3. Pemerintah Provinsi Maluku Utara jangan hanya terpukau dengan indikator makro ekonomi yang membanggakan. Pemerintah sedianya memberikan perhatian pada angka kemiskinan, tingginya angka pengangguran disertai makin menurunnya produktifatas sektor pertanian, kualitas pendidikan yang kunjung membaik bahkan di sector kesehatan banyak ditemukan kasus gizi buruk (stunting). Pemerintah Provinsi Maluku Utara harus memberikan perhatian khusus pada kenaikan harga harga barang (Inflasi) sebagai akibat dari kebijakan kenaikan harga BBM beberapa waktu yang lalu.
4. KAHMI meminta Pengelolaan investasi di sektor tambang (Mining) harus memberikan manfaat sebesar-besarnya bagi kesejahteraan masyarakat Maluku Utara. Industri tambang yang beroperasi di Maluku Utara wajib memprioritaskan penggunaan Tenaga Kerja lokal dalam struktur Tenaga Kerjanya, dan secepatnya dialih teknologi. Prioritas terhadap tenaga kerja lokal ini menjadi keharusan, oleh karena jumlah penggangguran angkatan muda di Maluku Utara saat ini masih tinggi. Mendorong Investasi di sektor pertambangan (Nikel) dengan keterlibatan/penguasaan saham yang lebih besar bersumber dari negara (BUMN)/BUMD.

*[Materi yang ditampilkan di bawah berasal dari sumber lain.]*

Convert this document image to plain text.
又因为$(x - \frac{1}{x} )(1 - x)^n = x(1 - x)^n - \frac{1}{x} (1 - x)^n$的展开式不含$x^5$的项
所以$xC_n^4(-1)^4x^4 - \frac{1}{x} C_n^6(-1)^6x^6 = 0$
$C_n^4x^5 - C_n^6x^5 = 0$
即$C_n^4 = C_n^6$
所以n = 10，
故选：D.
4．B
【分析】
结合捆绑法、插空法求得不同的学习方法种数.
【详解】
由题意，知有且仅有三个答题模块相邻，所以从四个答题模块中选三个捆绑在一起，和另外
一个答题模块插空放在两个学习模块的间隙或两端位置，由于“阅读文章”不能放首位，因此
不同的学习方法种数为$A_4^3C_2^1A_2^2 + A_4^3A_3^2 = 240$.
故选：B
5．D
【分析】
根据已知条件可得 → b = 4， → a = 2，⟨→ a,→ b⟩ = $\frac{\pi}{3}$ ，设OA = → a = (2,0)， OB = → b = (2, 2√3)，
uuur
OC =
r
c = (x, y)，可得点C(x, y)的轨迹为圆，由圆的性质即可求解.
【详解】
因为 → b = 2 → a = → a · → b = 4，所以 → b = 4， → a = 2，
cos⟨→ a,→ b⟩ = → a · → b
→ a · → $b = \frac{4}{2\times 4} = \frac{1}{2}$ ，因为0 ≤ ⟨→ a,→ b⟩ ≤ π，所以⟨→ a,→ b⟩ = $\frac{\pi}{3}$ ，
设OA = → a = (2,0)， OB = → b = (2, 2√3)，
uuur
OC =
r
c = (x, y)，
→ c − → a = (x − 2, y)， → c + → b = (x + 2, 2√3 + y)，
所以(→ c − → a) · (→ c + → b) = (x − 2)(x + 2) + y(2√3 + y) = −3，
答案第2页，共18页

5. Mendesak Perusahan tambang yang beroperasi di Maluku Utara patut memenuhi kewajiban Pajak Daerah/Retribusi yang berkaitan baik kepada Pemprov maupun Pemda Kab/Kota. Untuk Pajak daerah di level Provinsi terutama Pajak kendaraan bermotor dan Pajak air permukaan, demikian halnya untuk kewajiban pajak daerah di level kabupaten.